オウム真理教による1995年の東京都庁爆発物事件で殺人未遂ほう助罪に問われた元信者、菊地直子被告(46)に対し、最高裁第1小法廷(池上政幸裁判長)は25日付で検察側の上告を棄却する決定を出し、菊地元信者の無罪が確定することになった。これで継続中の裁判は地下鉄サリン事件などで殺人罪などに問われ、上告中の高橋克也被告(59)=1、2審は無期懲役=のみとなる。2011年に一度終わり、再開していたオウム裁判は再び終結に近づいた。【伊藤直孝、近松仁太郎、石山絵歩】
「自分の行為が、何の落ち度も責任もない方に重い被害を与えることにつながってしまった。これからの人生で重く受け止めていくことは変わりません」。菊地元信者は27日夜にコメントを出し、無罪判断を「ありがたく受け止めたい」としつつ、改めて事件への反省を述べた。弁護人は「法と証拠に基づいた判断をされた裁判所に敬意を表する」との声明を発表した。

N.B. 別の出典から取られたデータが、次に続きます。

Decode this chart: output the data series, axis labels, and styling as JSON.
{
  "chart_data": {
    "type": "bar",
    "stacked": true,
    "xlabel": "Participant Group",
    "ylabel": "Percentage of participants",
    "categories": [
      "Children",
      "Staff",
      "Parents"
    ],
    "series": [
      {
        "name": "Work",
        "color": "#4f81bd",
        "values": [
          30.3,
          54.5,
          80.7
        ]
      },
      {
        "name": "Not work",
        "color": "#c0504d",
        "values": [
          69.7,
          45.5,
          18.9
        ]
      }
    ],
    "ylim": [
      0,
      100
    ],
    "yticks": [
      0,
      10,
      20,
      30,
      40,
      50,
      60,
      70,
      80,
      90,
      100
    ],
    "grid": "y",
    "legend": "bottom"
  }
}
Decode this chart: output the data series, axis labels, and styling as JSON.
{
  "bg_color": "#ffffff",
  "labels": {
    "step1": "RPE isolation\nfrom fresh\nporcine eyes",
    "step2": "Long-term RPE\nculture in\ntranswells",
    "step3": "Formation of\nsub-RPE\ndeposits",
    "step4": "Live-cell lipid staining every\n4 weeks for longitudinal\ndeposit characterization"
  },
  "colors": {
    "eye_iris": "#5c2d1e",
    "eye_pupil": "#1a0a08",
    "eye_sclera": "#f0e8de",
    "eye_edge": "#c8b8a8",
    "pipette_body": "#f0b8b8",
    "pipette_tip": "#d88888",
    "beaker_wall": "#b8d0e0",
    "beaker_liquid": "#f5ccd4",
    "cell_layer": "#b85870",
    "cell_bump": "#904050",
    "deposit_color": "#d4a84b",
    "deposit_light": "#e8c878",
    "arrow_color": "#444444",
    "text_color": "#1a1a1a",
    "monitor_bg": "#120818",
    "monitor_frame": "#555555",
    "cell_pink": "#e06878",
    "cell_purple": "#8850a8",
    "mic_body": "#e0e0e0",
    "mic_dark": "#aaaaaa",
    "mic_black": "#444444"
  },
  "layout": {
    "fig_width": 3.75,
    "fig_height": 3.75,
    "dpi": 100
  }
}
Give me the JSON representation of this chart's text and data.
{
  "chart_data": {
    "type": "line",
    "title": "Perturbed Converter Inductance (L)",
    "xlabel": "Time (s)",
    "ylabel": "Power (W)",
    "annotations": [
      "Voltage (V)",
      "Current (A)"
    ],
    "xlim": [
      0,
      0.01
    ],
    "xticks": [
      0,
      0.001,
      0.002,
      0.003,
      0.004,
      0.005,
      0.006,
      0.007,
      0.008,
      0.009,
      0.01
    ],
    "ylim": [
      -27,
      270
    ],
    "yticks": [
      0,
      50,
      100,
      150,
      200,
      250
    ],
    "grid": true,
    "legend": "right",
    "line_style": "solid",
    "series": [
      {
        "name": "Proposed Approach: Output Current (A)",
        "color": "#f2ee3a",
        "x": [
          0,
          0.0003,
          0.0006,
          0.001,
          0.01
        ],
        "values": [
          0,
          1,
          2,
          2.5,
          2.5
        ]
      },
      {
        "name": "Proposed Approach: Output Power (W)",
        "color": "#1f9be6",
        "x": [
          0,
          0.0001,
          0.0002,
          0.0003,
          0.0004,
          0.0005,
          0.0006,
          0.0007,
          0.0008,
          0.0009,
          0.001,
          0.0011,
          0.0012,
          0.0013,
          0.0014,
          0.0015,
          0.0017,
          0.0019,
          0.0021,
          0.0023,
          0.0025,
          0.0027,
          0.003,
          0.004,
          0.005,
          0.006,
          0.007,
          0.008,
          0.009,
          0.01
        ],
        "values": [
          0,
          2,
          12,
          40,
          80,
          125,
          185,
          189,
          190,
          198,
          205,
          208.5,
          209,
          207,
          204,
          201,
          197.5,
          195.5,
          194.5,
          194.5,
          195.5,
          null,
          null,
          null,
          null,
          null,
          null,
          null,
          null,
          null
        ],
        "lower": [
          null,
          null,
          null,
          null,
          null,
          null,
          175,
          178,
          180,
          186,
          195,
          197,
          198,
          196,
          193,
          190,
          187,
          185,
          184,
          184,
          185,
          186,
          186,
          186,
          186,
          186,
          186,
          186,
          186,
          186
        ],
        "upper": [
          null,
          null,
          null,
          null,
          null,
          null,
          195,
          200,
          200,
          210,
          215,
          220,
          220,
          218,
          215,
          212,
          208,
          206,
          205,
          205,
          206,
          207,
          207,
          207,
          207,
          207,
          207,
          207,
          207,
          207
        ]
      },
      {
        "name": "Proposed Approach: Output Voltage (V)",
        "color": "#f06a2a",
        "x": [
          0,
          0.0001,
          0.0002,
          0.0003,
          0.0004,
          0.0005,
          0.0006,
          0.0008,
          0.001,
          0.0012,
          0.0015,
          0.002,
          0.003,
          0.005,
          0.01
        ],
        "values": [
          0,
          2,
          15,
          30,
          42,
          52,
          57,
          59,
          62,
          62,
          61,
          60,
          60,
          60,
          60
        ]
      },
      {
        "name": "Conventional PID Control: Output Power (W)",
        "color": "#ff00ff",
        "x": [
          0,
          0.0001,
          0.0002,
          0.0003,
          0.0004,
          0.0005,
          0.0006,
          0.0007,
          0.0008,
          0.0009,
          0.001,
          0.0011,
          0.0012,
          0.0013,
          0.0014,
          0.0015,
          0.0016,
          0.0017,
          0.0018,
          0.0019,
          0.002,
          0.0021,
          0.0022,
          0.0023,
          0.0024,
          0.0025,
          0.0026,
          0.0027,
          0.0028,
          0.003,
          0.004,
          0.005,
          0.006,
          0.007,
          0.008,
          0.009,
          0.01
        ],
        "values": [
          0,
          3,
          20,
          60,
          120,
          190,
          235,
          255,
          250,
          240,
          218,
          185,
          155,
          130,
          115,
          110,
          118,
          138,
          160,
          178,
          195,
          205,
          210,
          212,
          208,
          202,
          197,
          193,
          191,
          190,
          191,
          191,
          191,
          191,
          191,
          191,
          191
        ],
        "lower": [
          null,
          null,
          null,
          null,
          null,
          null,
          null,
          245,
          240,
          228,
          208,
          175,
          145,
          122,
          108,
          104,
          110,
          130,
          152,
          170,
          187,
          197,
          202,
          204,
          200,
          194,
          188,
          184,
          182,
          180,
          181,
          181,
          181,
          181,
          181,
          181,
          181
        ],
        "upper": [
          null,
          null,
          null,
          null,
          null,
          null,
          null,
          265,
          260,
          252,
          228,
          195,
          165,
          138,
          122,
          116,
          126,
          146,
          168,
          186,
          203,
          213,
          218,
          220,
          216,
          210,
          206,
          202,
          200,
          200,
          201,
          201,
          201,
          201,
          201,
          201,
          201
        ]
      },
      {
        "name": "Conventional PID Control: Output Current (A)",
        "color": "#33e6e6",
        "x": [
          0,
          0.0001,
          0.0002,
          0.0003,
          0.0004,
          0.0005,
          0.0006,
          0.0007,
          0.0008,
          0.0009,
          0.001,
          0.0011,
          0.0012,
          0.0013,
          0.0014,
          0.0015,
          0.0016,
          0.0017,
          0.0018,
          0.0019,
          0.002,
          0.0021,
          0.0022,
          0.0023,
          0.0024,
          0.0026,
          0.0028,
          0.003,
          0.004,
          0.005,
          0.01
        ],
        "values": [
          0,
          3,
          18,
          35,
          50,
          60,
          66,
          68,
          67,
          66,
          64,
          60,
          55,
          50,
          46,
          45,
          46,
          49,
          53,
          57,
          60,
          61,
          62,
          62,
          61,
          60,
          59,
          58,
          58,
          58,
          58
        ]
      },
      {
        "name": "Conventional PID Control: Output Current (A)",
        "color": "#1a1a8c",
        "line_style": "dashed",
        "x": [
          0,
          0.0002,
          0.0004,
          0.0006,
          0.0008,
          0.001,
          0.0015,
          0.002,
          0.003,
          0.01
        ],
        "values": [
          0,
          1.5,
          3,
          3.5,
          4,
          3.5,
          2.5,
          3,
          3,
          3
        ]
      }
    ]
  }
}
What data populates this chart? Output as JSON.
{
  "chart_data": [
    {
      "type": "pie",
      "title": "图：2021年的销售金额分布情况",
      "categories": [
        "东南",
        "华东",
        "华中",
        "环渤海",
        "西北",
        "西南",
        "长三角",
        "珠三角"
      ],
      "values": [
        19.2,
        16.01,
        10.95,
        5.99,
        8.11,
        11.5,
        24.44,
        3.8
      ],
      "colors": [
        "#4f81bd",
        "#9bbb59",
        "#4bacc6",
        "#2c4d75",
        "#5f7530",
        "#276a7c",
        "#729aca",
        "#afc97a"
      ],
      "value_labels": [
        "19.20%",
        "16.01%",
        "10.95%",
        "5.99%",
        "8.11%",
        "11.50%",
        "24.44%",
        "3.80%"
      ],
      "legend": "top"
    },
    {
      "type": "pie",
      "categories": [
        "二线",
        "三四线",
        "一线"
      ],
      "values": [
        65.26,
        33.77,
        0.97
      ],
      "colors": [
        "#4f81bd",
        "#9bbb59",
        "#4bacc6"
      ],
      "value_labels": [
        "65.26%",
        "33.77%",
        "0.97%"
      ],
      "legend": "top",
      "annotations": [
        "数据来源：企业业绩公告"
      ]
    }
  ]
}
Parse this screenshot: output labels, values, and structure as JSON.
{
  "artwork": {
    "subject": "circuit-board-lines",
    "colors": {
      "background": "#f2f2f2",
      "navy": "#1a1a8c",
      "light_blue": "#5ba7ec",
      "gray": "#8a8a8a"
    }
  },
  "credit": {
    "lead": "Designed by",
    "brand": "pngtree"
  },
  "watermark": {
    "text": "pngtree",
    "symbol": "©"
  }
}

今回の最高裁決定は、1審の判断について「事実認定で飛躍や過剰な推認がある。不合理と言わざるをえず、破棄を免れない」と批判。市民から選ばれた裁判員が約2カ月間にわたって審理に参加し、出した結論が否定されることになった。
これに対し、1審で裁判員を務めた30代の男性会社員は「(1審当時)19年前の事件で、明らかな証拠がない中で一生懸命考えて出した有罪判決だった。(無罪が確定することに)言葉が出ない」と語り、「自分たちの判決には、今も自信がある。最終的にプロの視点が結論になるなら裁判員は必要なのか」と疑問を呈した。
一方、オウム事件の被害者は複雑な心境を明かした。都庁爆発物事件で左手の指を失った元都職員の内海正彰さん(66)は代表取材に「20年という時間の経過があり、事件の真実が風化され、裁判という場で有罪が立証できなかったということだと思います」と話した。「(元信者が)17年間逃亡したこと、薬品を運んだ事実、罪の意識は確かだと思うが、立証できなかった。風化が人々の心の中まで進み、事件そのものが風化していくことを危惧します」と懸念を示した。
オウム事件に詳しいジャーナリストの江川紹子さんは「後継団体のアレフは一連の事件への教団関与を否定しており、無理に罪を作り上げることは、そうした主張を裏付けることにもなりかねない。1審判決は推測を幾重にも重ねて結論を導いており、厳密に事実を積み上げる刑事裁判の原則を裁判官がどこまで裁判員に説明していたか疑問だ。最高裁の判断は当然だろう」と話した。
都庁爆発物事件は95年5月に発生。菊地元信者は直後に特別手配され、17年間の逃亡の末に逮捕された。1審は「被告には殺傷事件の手助けをする認識があった」と懲役5年の実刑判決を言い渡したが、2審は「認識はなかった」と覆し、菊地元信者は即日釈放された。